Larry Mullins is passionate about helping people. That’s guided his career as a clinical psychologist, professor and researcher. The Vaughn Vennerberg II Chair of Psychology, Regents Professor and inaugural director of the Center for Pediatric Psychology at Oklahoma State University focuses his research on chronic health conditions in children.
His mission is to find best practices for dealing with many conditions, from such high-profile illnesses as cancer to lesser-known chronic health conditions. Consequently, he has become one of the nation’s leading scholars on disorders of sexual development. That’s why the National Institutes of Health recently awarded Mullins and his collaborators $2.9 million to fund the second half of a 10-year study on families of children born with a DSD.
“DSD is a constellation of disorders in which children are born with some kind of discordance between their genetics and their physical appearance,” Mullins said. “For example, this can include kids born with their testes inside their bodies, or who fail to fully develop anatomically, or who have both male and female physical traits. There are all sorts of ways children can be born with atypical genitalia, and it can potentially create issues with physical appearance and even functional abilities such as difficulty in urination.”
These conditions can affect up to 1 in 20,000 people, depending on which disorders are counted. There has been very little research on the effects of various treatments as well as non-treatment. Mullins and his collaborators are trying to change that, conducting a natural-history study to gather data on these children and their families.
“There is certainly a lot of controversy about DSDs,” Mullins said. “For example, what happens when parents and surgeons assign a child a gender early on, and they decide upon a female assignment, but it turns out that their child later identifies differently? We have seen situations when you have a child that has been raised as a girl, and when puberty hits, she starts to develop a beard and her voice deepens.”

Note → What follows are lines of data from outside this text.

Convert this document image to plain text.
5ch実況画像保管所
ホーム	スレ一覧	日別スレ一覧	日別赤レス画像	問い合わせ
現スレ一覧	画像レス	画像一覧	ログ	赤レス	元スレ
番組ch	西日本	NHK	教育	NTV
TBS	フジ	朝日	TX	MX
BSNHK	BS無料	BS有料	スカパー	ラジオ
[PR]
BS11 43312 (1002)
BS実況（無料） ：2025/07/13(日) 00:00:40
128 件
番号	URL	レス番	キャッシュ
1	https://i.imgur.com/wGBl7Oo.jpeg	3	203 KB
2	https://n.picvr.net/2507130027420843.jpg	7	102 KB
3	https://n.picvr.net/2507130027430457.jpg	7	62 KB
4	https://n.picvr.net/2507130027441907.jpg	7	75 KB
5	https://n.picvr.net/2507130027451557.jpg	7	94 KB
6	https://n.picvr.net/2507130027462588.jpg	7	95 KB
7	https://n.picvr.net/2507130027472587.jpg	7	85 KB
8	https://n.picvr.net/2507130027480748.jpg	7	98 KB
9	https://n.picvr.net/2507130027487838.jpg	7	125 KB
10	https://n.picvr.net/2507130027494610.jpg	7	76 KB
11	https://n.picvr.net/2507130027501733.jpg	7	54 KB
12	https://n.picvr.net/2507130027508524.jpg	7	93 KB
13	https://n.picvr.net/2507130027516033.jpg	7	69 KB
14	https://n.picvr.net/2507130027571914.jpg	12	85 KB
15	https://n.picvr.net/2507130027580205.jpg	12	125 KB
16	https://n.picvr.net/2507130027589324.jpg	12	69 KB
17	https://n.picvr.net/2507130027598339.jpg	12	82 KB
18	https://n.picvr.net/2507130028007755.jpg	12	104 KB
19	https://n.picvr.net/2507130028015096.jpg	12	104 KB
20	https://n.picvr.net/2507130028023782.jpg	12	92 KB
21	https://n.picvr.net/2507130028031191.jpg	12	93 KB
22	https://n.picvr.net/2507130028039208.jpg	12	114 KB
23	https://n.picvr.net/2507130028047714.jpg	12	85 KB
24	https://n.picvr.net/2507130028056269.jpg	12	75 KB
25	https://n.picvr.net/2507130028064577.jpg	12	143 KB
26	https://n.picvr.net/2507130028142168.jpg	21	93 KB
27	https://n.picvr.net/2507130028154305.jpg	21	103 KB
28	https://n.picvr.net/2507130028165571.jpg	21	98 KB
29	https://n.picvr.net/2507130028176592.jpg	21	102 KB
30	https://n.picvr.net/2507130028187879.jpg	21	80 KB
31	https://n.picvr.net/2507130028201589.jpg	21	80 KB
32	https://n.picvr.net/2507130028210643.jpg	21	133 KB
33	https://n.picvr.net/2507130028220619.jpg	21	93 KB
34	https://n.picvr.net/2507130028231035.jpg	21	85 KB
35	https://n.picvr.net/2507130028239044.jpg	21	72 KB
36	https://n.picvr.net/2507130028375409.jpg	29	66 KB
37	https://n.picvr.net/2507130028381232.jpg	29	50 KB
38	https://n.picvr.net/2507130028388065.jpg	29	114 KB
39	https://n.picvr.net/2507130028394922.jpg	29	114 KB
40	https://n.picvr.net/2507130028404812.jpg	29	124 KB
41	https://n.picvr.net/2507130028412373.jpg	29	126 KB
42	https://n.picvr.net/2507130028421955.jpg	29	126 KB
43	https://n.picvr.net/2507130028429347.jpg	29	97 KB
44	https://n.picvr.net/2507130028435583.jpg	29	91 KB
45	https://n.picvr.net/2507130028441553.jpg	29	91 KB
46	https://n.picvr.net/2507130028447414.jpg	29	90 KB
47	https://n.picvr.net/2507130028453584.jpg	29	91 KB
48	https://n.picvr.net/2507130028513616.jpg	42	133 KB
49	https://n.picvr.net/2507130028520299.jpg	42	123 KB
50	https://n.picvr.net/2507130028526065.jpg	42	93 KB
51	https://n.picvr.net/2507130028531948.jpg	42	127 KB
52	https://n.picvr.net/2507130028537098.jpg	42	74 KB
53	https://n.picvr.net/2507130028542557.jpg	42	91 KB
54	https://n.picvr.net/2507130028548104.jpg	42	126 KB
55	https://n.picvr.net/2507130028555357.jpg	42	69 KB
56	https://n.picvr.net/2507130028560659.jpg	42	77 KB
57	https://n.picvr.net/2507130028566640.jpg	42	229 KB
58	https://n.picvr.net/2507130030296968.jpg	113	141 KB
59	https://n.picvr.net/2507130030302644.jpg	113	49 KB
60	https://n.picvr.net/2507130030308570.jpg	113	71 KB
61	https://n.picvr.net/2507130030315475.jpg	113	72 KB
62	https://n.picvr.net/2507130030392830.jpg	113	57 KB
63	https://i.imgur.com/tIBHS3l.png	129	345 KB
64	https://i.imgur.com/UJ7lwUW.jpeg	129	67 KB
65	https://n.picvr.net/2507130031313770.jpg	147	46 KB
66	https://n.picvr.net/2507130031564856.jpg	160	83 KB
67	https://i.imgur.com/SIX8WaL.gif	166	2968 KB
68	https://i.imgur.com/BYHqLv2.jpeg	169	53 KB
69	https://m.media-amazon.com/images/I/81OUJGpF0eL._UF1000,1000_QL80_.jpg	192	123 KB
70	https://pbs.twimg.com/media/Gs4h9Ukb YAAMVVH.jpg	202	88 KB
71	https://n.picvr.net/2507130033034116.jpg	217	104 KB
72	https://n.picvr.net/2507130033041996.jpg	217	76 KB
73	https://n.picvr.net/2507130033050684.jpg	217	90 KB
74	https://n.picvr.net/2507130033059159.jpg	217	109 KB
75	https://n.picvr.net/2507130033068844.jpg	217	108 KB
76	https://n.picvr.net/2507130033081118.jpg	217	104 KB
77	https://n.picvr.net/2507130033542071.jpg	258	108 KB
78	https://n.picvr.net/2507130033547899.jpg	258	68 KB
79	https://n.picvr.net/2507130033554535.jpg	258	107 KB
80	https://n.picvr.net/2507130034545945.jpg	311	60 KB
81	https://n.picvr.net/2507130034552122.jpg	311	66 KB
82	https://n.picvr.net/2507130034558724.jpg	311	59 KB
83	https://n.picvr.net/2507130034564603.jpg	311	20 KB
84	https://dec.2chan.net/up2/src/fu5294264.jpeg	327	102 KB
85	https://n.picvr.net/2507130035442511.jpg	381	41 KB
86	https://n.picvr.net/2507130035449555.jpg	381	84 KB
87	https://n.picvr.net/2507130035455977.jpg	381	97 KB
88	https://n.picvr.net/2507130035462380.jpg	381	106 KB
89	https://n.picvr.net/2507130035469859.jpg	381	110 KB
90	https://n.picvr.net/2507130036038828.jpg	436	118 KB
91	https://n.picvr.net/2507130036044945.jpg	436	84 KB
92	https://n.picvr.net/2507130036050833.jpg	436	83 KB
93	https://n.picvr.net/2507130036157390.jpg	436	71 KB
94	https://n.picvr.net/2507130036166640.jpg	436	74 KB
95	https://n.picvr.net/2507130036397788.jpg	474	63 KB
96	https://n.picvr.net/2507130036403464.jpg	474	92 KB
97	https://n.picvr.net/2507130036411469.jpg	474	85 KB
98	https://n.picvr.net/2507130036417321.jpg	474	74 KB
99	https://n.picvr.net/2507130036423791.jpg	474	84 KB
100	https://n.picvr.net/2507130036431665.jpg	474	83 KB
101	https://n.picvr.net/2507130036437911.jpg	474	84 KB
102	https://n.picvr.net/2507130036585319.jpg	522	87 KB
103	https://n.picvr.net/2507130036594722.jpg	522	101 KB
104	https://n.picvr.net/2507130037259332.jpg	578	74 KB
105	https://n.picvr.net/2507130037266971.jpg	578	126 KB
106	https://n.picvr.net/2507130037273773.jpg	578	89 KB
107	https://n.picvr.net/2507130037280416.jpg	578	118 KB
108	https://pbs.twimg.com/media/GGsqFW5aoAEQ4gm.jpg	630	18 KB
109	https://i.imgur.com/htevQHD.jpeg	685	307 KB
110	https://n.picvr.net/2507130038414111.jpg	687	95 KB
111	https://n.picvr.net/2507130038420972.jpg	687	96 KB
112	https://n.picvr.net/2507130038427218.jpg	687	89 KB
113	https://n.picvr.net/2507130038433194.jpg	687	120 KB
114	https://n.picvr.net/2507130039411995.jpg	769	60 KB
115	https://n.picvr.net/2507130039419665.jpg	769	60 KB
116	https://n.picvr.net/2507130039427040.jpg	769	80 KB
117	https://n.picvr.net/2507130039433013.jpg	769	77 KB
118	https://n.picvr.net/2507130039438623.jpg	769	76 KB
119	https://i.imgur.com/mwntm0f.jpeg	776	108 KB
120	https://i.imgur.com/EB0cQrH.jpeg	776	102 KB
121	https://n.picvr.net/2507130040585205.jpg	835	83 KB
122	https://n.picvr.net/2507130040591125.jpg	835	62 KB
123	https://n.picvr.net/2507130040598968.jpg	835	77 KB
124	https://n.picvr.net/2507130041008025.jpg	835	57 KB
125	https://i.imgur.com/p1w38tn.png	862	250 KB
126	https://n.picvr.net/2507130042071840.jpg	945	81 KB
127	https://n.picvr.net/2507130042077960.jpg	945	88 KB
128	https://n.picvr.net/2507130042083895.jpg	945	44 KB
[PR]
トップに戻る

Another option is to leave such choices up to the individuals with DSD, once they are mature enough to do so. That has become the practice in other countries, and appears to be gaining some popularity in America. Of course, this route is also fraught with its own issues, such as the potential for bullies who tease their young peers who are perceived as different.
“Sadly, kids make fun of each other all the time,” Mullins said. “They unfortunately will pick on each other for being different in any way. So, you can understand why parents want to try to do whatever they think will help their child’s long term adjustment.”
Thad Leffingwell, head of the Department of Psychology, said this study is one of many ways the department is working to improve the lives of children.
“It’s something we don’t often talk about in society,” Leffingwell said. “We don’t talk about how remarkably frequent gender is ambiguous at birth. It changes the way you think about a lot of things if you realize that people don’t always come out with perfectly formed genitalia.”
Mullins’ group is halfway through a 10-year study of about 80 kids born with DSD, as well as their parents. Some of the families opted for surgery, and others did not. The researchers are not making any decisions or even recommendations about what is the best choice. They are simply asking the parents to rate themselves as well as their children’s emotions and behavior in areas such as depression, anxiety and acting out. Children will start self-reporting on those areas when they turn 8. The study also includes physicians’ reports about complications and post-surgical cosmetic appearance.
“This is probably one of the biggest samples ever accrued of these kids, and it’s unique because we are starting right after birth,” Mullins said. “Most studies are retrospective, where you might take 18-year-olds and ask them what they recall. We are doing a prospective study, looking at objective measures over time.
“We know so little about these families. We know very little about how the parents cope. We know very little about how the kids do with modern-day medical procedures. We know it’s controversial, but this data could be so helpful for people in the future. We want to identify the factors that place these kids at risk and their families at risk. We want to see if we can change that trajectory over time.”